A sign for the Sinclair Broadcast Group building is seen in a business district in Hunt Valley, Maryland. Sinclair Broadcast Group, the owner of the largest chain of television stations in the nation, hopes to buy Tribune Media's 42 stations for $3.9 billion. (Photo: William Thomas Cain/Getty Images)

'The Pressure Is Working': Watchdogs Welcome FCC's 'Serious Concerns' With Sinclair-Tribune Merger

Chairman Ajit Pai introduced an order that would require the merger applicants to participate in an administrative review process often seen as a "deal-killer"

"The pressure is working!" declared the advocacy group Free Press, a critic of media consolidation, in response to Federal Communications Commission (FCC) Chairman Ajit Pai's remarks on Monday that he has "serious concerns" about right-wing Sinclair Broadcast Group's proposed $3.9 billion merger with Tribune Media.

In a statement (pdf) announcing a draft order that would require merger applicants to attend a hearing in front of an administrative law judge, Pai said Monday: "Based on a thorough review of the record, I have serious concerns about the Sinclair/Tribune transaction.
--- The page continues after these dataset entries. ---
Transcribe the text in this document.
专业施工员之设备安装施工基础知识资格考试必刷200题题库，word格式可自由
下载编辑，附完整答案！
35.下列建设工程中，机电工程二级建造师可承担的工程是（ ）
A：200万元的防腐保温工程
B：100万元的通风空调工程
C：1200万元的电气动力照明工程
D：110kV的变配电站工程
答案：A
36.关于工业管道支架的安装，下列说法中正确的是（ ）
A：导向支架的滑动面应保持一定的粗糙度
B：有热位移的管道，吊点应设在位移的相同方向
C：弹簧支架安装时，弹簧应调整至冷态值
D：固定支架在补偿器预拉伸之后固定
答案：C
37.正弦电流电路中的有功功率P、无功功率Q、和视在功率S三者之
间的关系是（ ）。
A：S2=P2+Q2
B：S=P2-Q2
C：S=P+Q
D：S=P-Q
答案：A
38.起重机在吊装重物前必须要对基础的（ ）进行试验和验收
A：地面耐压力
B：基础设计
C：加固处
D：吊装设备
The evidence we've received suggests that certain station divestitures that have been proposed to the FCC would allow Sinclair to control those stations in practice, even if not in name, in violation of the law."
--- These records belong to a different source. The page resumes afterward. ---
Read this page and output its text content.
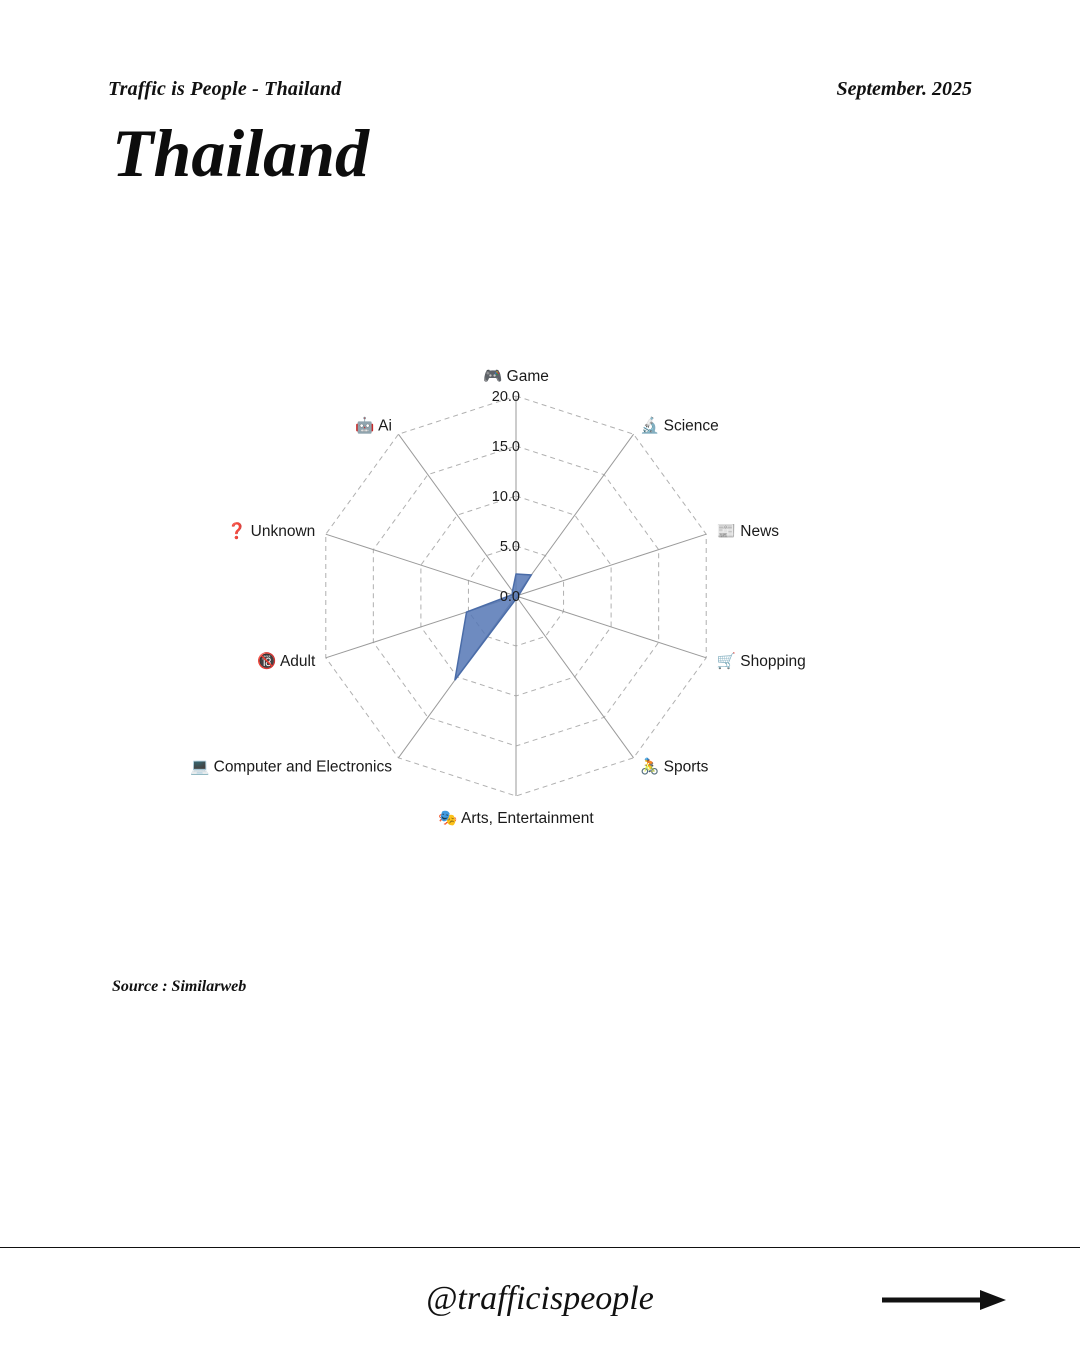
Traffic is People - Thailand	September. 2025
Thailand
0.0
5.0
10.0
15.0
20.0
🎮 Game
🔬 Science
📰 News
🛒 Shopping
🚴 Sports
🎭 Arts, Entertainment
💻 Computer and Electronics
🔞 Adult
❓ Unknown
🤖 Ai
Source : Similarweb
@trafficispeople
"This is a giant win for the public, and a huge setback for Sinclair's mega-merger plans."
--Matt Wood, Free Press

Reutersreported that the FCC has the three votes needed to approve Pai's proposal, and the draft order--which has not been publicly released--notes that "Sinclair's actions here potentially involve deception" and possible "misconduct."
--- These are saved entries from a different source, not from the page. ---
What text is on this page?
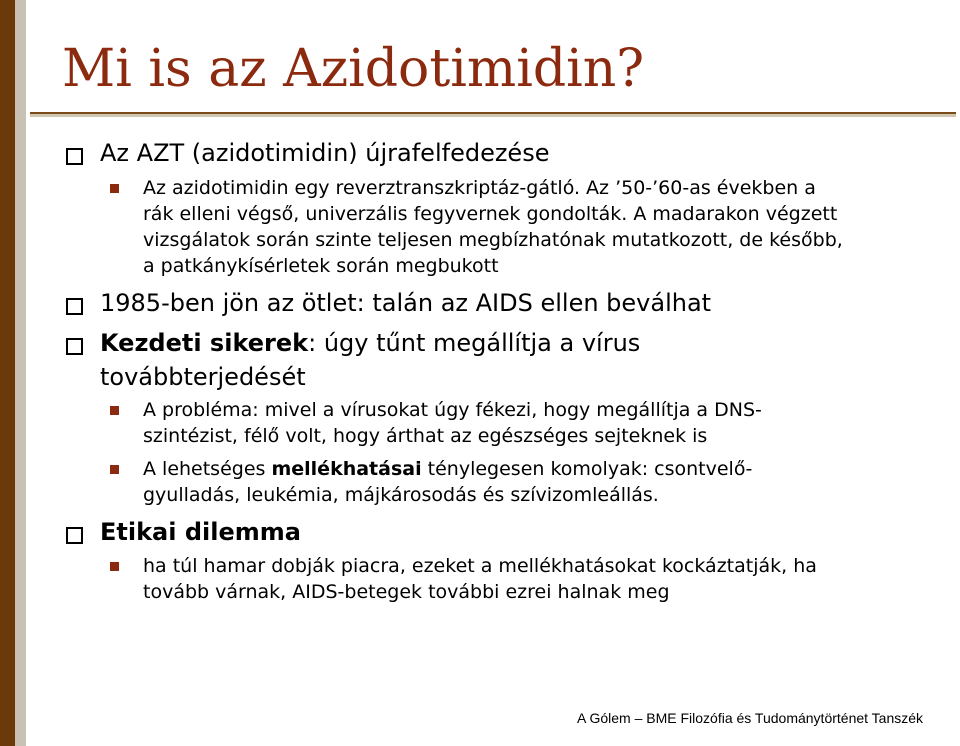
Mi is az Azidotimidin?
Az AZT (azidotimidin) újrafelfedezése
Az azidotimidin egy reverztranszkriptáz-gátló. Az ’50-’60-as években a
rák elleni végső, univerzális fegyvernek gondolták. A madarakon végzett
vizsgálatok során szinte teljesen megbízhatónak mutatkozott, de később,
a patkánykísérletek során megbukott
1985-ben jön az ötlet: talán az AIDS ellen beválhat
Kezdeti sikerek: úgy tűnt megállítja a vírus
továbbterjedését
A probléma: mivel a vírusokat úgy fékezi, hogy megállítja a DNS-
szintézist, félő volt, hogy árthat az egészséges sejteknek is
A lehetséges mellékhatásai ténylegesen komolyak: csontvelő-
gyulladás, leukémia, májkárosodás és szívizomleállás.
Etikai dilemma
ha túl hamar dobják piacra, ezeket a mellékhatásokat kockáztatják, ha
tovább várnak, AIDS-betegek további ezrei halnak meg
A Gólem – BME Filozófia és Tudománytörténet Tanszék
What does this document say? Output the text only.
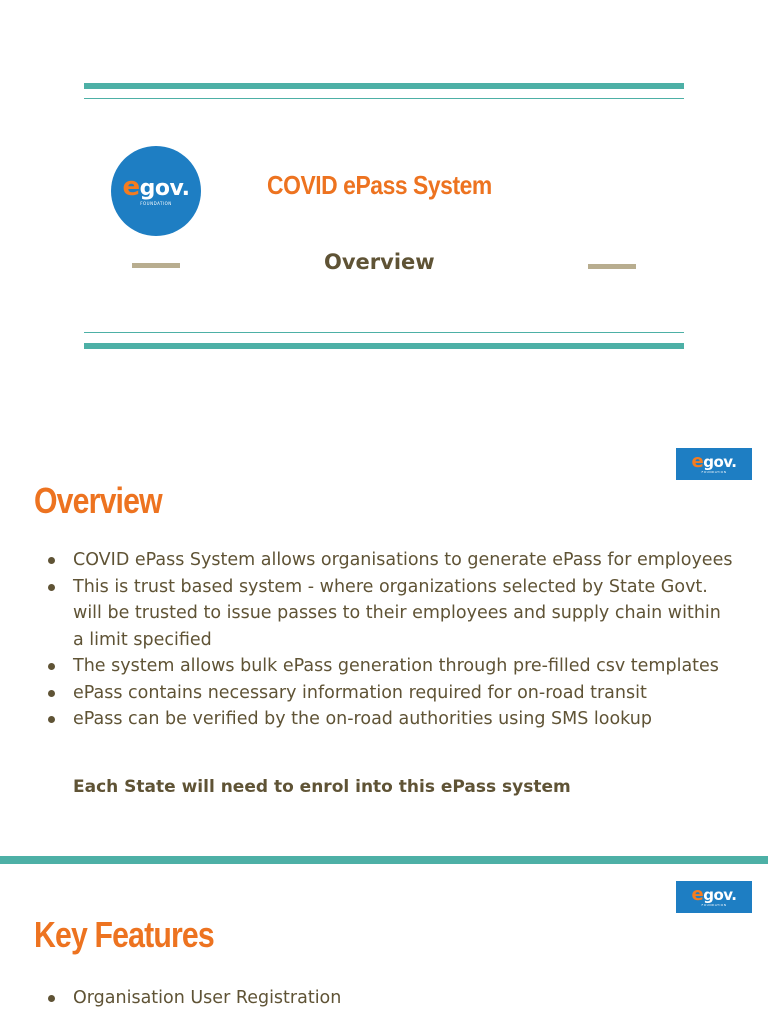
egov.
FOUNDATION
COVID ePass System
Overview
egov.
FOUNDATION
Overview
COVID ePass System allows organisations to generate ePass for employees
This is trust based system - where organizations selected by State Govt. will be trusted to issue passes to their employees and supply chain within a limit specified
The system allows bulk ePass generation through pre-filled csv templates
ePass contains necessary information required for on-road transit
ePass can be verified by the on-road authorities using SMS lookup
Each State will need to enrol into this ePass system
egov.
FOUNDATION
Key Features
Organisation User Registration
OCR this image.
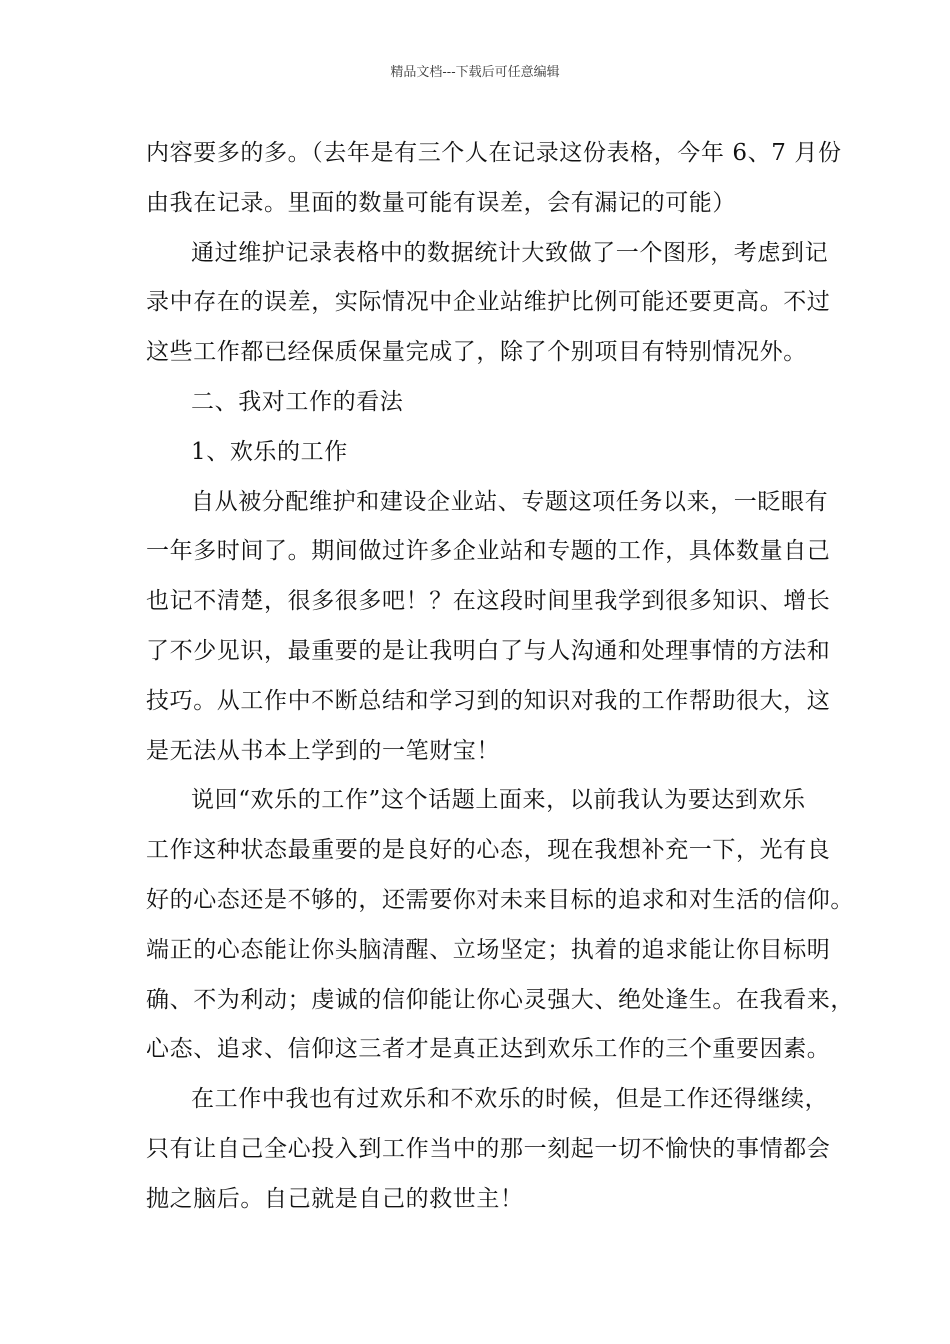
精品文档---下载后可任意编辑
内容要多的多。（去年是有三个人在记录这份表格，今年 6、7 月份
由我在记录。里面的数量可能有误差，会有漏记的可能）
通过维护记录表格中的数据统计大致做了一个图形，考虑到记
录中存在的误差，实际情况中企业站维护比例可能还要更高。不过
这些工作都已经保质保量完成了，除了个别项目有特别情况外。
二、我对工作的看法
1、欢乐的工作
自从被分配维护和建设企业站、专题这项任务以来，一眨眼有
一年多时间了。期间做过许多企业站和专题的工作，具体数量自己
也记不清楚，很多很多吧！？在这段时间里我学到很多知识、增长
了不少见识，最重要的是让我明白了与人沟通和处理事情的方法和
技巧。从工作中不断总结和学习到的知识对我的工作帮助很大，这
是无法从书本上学到的一笔财宝！
说回“欢乐的工作”这个话题上面来，以前我认为要达到欢乐
工作这种状态最重要的是良好的心态，现在我想补充一下，光有良
好的心态还是不够的，还需要你对未来目标的追求和对生活的信仰。
端正的心态能让你头脑清醒、立场坚定；执着的追求能让你目标明
确、不为利动；虔诚的信仰能让你心灵强大、绝处逢生。在我看来，
心态、追求、信仰这三者才是真正达到欢乐工作的三个重要因素。
在工作中我也有过欢乐和不欢乐的时候，但是工作还得继续，
只有让自己全心投入到工作当中的那一刻起一切不愉快的事情都会
抛之脑后。自己就是自己的救世主！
"This is a giant win for the public, and a huge setback for Sinclair's mega-merger plans," responded Free Press policy director Matt Wood.

"Public outcry has been building over Sinclair's takeover of local television for months. Just last week, Common Cause and its allies delivered over 600,000 signatures to the FCC urging the agency to block Sinclair's merger," noted Michael Copps, Common Cause special adviser and a former FCC commissioner. "The message is loud and clear: local news should reflect the concerns and interests of the communities they serve, not the will of a wealthy, powerful few. Sinclair's merger would make it too large and too powerful."

Although the Communications Act requires that the FCC allow applicants to argue their case before a merger can be denied, as Wood explained, "it is extremely rare for transactions to be sent to a hearing in the first place, much less for parties to fight it out and beat the FCC in that hearing. That's why analysts and investors rightly see today's news as potentially a fatal blow for this merger."

In other words, an approved hearing order kicks off "a lengthy administrative process often viewed as a deal-killer," Politicopointed out. "The agency used the same move in 2015 with the Comcast-Time Warner Cable deal, which the companies abandoned rather than go through the hearing process."

Wood added that perhaps "the most interesting part of Pai's announcement is his recognition that several of the divestitures Sinclair proposed are a sham that would leave the company in control of stations it purportedly sells off to relatives and cronies of Sinclair executives."

Earlier this year, 15 members of the Coalition to Save Local Media, including Common Cause, sent a letter to the FCC raising alarm about "sidecar arrangements" that Sinclair planned to use to make the merger appear to comply with federal audience-cap rules, even though the company would continue providing all services to the "sold" stations.

"Too many of this agency's media policies have been custom built to support the business plans of Sinclair Broadcasting. With this hearing designation order, the agency will finally take a hard look at its proposed merger with Tribune."
-- Jessica Rosenworcel, FCC commissioner

"We're encouraged by Chairman Pai's apparent recognition that Sinclair's proposed divestiture of stations to shell companies is in fact unlawful," Wood concluded. "We encourage the FCC to examine all other such shell-company arrangements held by Sinclair, Tribune, and other broadcasters, too."

The development came as a surprise considering that Pai is a Trump appointee and former Verizon lawyer who often has been accused of being too cozy with industries and companies he's charged with regulating--including Sinclair.

The sole Democratic FCC commissioner, Jessica Rosenworcel, welcomed (pdf) the chairman's move.

"As I have noted before, too many of this agency's media policies have been custom built to support the business plans of Sinclair Broadcasting. With this hearing designation order, the agency will finally take a hard look at its proposed merger with Tribune," she said. "This is overdue and favoritism like this needs to end."